Heightened dietary iron intake may mitigate the risk of overweight/obesity and decrease BMI, suggesting that maintaining sufficient iron intake may serve as a protective nutritional strategy against excessive adiposity. Similarly, previous studies observed that higher levels of dietary iron intake were linked to a lower prevalence of overweight/obesity and metabolic syndrome in adolescents (38, 39). In the Vitamin and Mineral Requirements in Human Nutrition, Second Edition, formulated by the World Health Organization, the recommended daily iron intake for adult women is between 19.6 mg and 58.8 mg, while the recommended range for adult males is 9.1 mg to 27.4 mg (40). Given the reduced rate of iron absorption in patients with obesity and the protective effect of iron on obesity, adequate iron consumption within this range is recommended.
Ferritin, a key protein responsible for iron storage, sequesters excess iron to prevent oxidative cellular damage (41). In this study, we found no significant relationship between serum ferritin levels and overweight/obesity prevalence. Although elevated ferritin can reflect iron storage overload in healthy individuals, it may be elevated in the absence of hepatic iron overload in patients with obesity, metabolic syndrome, and alcoholism (42, 43). In inflammatory states, macrophages can secrete proinflammatory cytokines that stimulate ferritin synthesis, potentially decoupling ferritin from its classical role as iron status biomarkers (44). Elevated ferritin levels observed in this context should not be interpreted in isolation as evidence of iron overload, as they may primarily reflect the levels of inflammation associated with obesity and concomitant diseases rather than true iron excess (32, 43).

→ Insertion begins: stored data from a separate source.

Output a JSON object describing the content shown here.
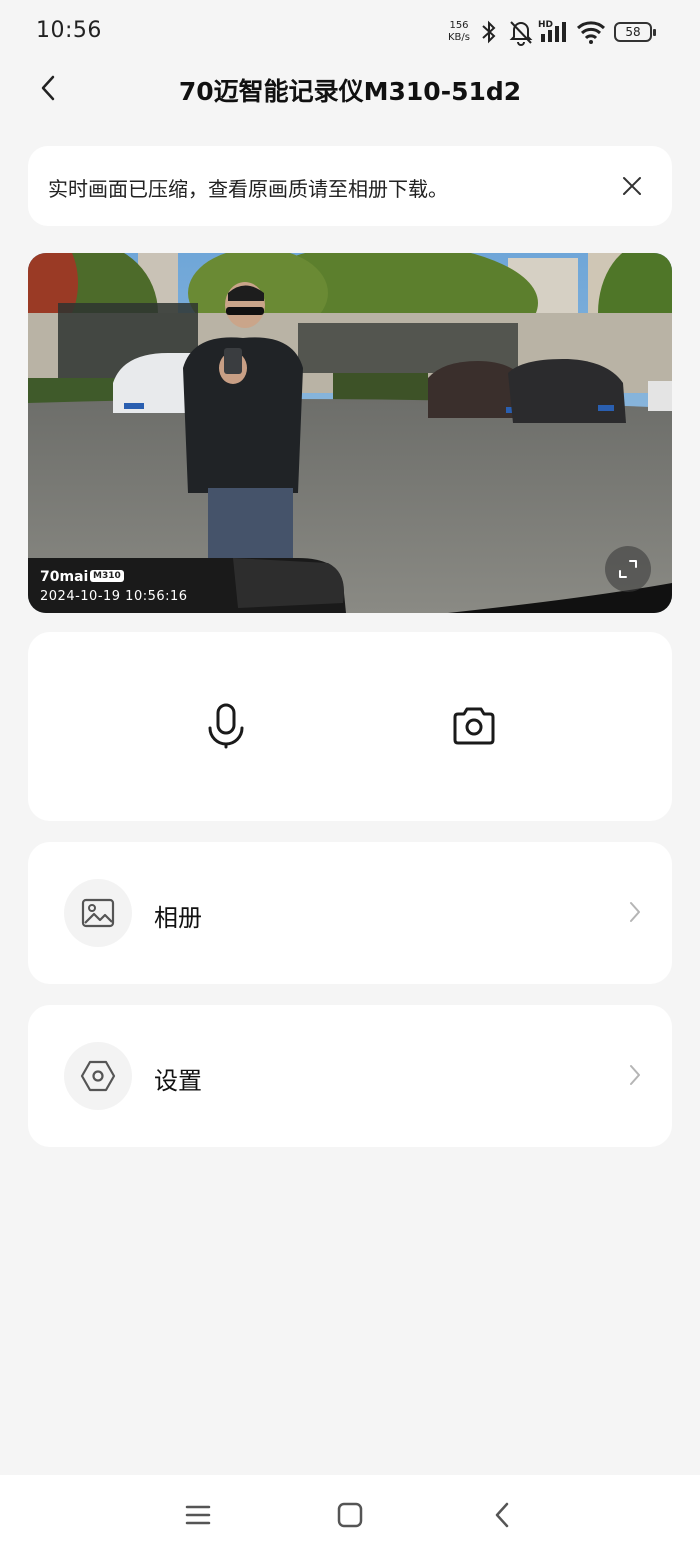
{
  "status_bar": {
    "time": "10:56",
    "net_speed_value": "156",
    "net_speed_unit": "KB/s",
    "signal_label": "HD",
    "battery": "58",
    "icons": [
      "bluetooth-icon",
      "bell-off-icon",
      "signal-icon",
      "wifi-icon",
      "battery-icon"
    ]
  },
  "header": {
    "title": "70迈智能记录仪M310-51d2",
    "back_icon": "chevron-left-icon"
  },
  "notice": {
    "text": "实时画面已压缩，查看原画质请至相册下载。",
    "close_icon": "close-icon"
  },
  "video": {
    "watermark_brand": "70mai",
    "watermark_model": "M310",
    "timestamp": "2024-10-19  10:56:16",
    "fullscreen_icon": "fullscreen-icon"
  },
  "controls": {
    "mic_icon": "microphone-icon",
    "camera_icon": "camera-icon"
  },
  "menu": [
    {
      "label": "相册",
      "icon": "image-icon"
    },
    {
      "label": "设置",
      "icon": "settings-hexagon-icon"
    }
  ],
  "nav_bar": {
    "icons": [
      "menu-icon",
      "home-square-icon",
      "back-triangle-icon"
    ]
  }
}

This study has several limitations. First, its cross-sectional design does not allow for causal inference. Future longitudinal or interventional studies are needed to clarify the causal direction between iron metabolism and obesity. Second, dietary iron intake was assessed via interview recall, which is prone to recall bias. Third, defining obesity solely based on the BMI is inadequate (45). Due to the diversity of the included population, multidimensional indicators such as waist circumference and body fat percentage were not incorporated. Future research should take these indicators into account to more precisely assess the individual health risks. Moreover, a potential limitation is that we were unable to uniformly include CRP or hsCRP as a covariate in sensitivity analyses across all cycles, due to methodological differences in the measurement of inflammatory markers. Although ferritin retains its core value as an indicator of iron stores, its interpretation may be influenced by inflammatory status (13). Thus, our analysis of ferritin’s association with overweight/obesity could not fully account for potential confounding by inflammation. Future studies should aim to more accurately isolate the independent effects of iron metabolism from those of inflammation.
Conclusion
In conclusion, elevated levels of dietary iron intake, serum iron concentration, and transferrin saturation were linked to a lowered risk of overweight/obesity, suggesting that maintaining adequate iron status may play a crucial role in preventing and managing obesity. To further validate these associations, prospective cohort studies and mechanistic investigations are warranted to provide additional evidence and bolster this conclusion. Furthermore, evaluating iron deficiency in obese populations requires a comprehensive approach that incorporates multiple biomarkers to accurately assess iron status and inform targeted interventions.